Proof is surprisingly light for its subject matter, and that is something impressive about it. It’s not full of schmaltz and sentimentality to a point that makes cringing a knee-jerk reaction. The movie opens with Catherine (Paltrow) lumping around on a sofa, watching infomercials. Her hair looks like it hasn’t had a brush through it in weeks, and her clothes are equally unkempt. It turns out that—surprise—it’s her 27th birthday, and she is spending it with her remote control. Her dad Robert (Anthony Hopkins), a brilliant mathematician who succumbed to madness, appears with a bottle of champagne to celebrate. She is no mood to party, and as the years pass she begins to question whether she belongs in a loony bin herself. There is ample cause to worry, since her dad died a week ago, though he’s currently hanging out in her living room.
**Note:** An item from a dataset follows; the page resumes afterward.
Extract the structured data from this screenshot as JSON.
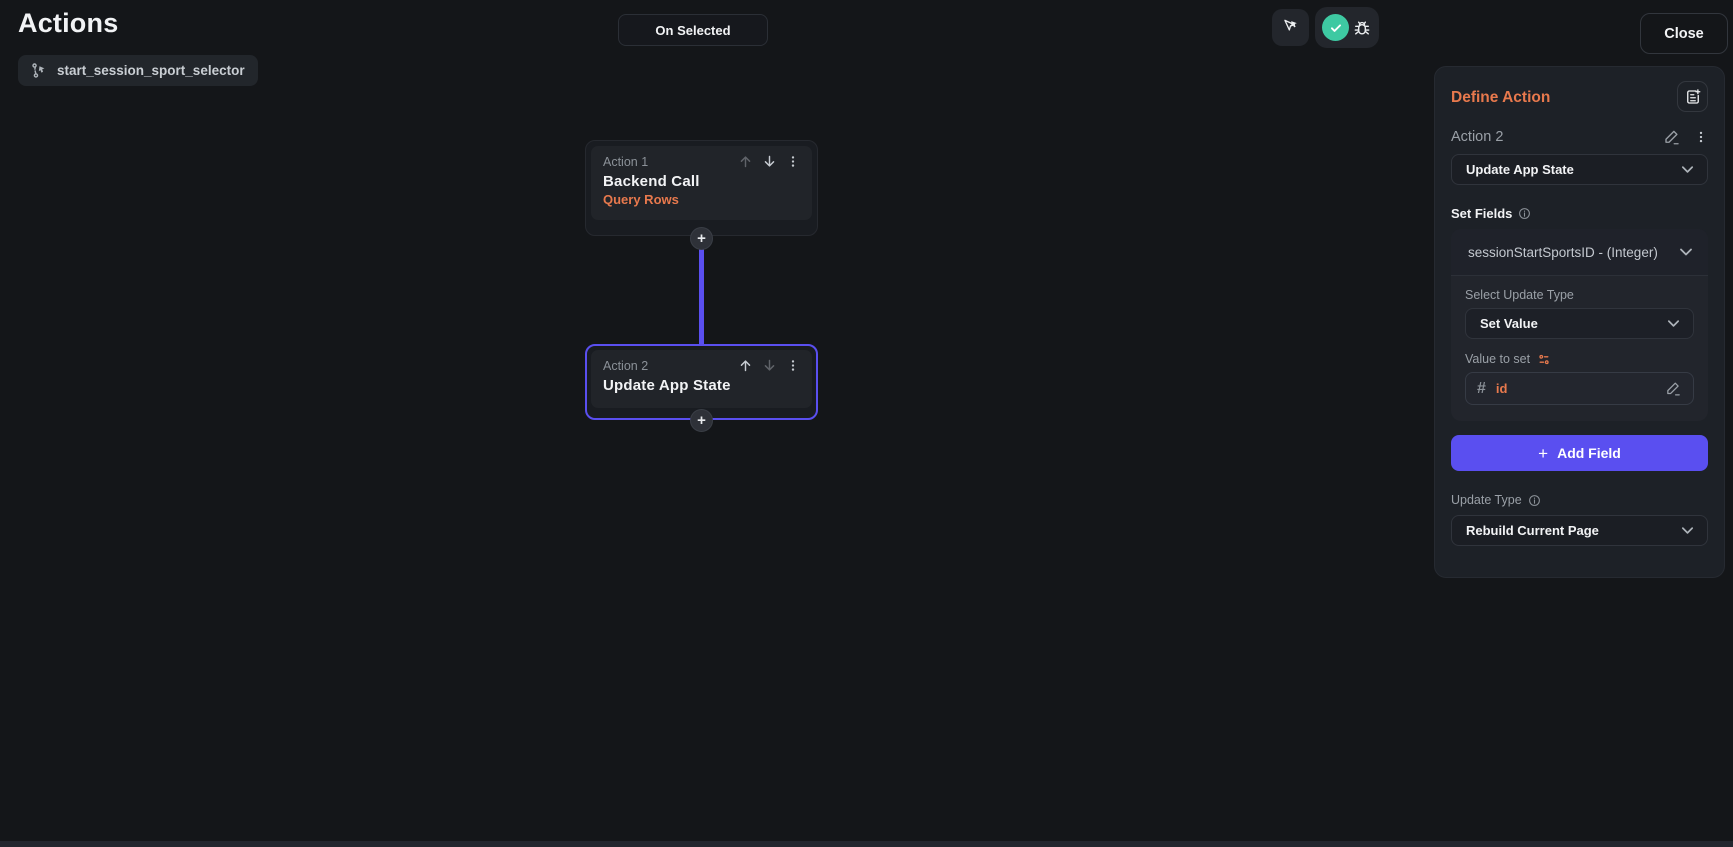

Enter Harold (Jake Gyllenhaal), a brooding math student one year her junior, who idolizes her father’s knack for mathematics. He is drawn to Catherine and wants to be with her, but also wants to scour the attic for proofs and notebooks left behind by her father so that he can publish them. Catherine has strong math abilities too, but her depression debilitates her potential. Her sister Claire (Hope Davis), a bossy sophisticate from New York, comes home to Chicago for the funeral, and shares her opinions on everything from shampoo to relationships. Her humorous-but-probing thoughts may fall on deaf ears, but she is too busy chattering to pay that any mind.
When an intricate proof about prime numbers is discovered upstairs, it becomes confusing as to who actually wrote it. Catherine claims to have solved it, even though it’s written in her father’s handwriting. Could an unstable schizophrenic have solved one of math’s biggest mysteries in his final years of life, or has Catherine unknowingly surpassed her own father’s legacy?
Proof is successful because it blends great performances with a degree of subtlety rarely found in these kinds of movies. It is more of an exploration of possibilities in these character’s journeys, than a holier-than-thou picture trying to profoundly impact our lives. Much of the film incites chuckles instead of hamming up the mental illnesses. Every one of us is scared of turning into our parents, and that makes Catherine’s internal dilemma relatable. She loves her father, but she doesn’t necessarily want to be her father.
While not a great movie, Proof is engaging in a way that math rarely is. The talented cast includes Hope Davis, providing comic relief as the nosy sister with a heart, and Jake Gyllenhaal, proving that he can pull off leading man roles. Anthony Hopkins has threatened to quit acting numerous times, but lucky for us he hasn’t kept his promise. The most surprising turn is by Paltrow, throwing her prissy roles to the side in favor of a more complex and less groomed character. Proof is a welcome reminder that not every movie about craziness has to be equipped with over-the-top antics. Sometimes less is just the right amount.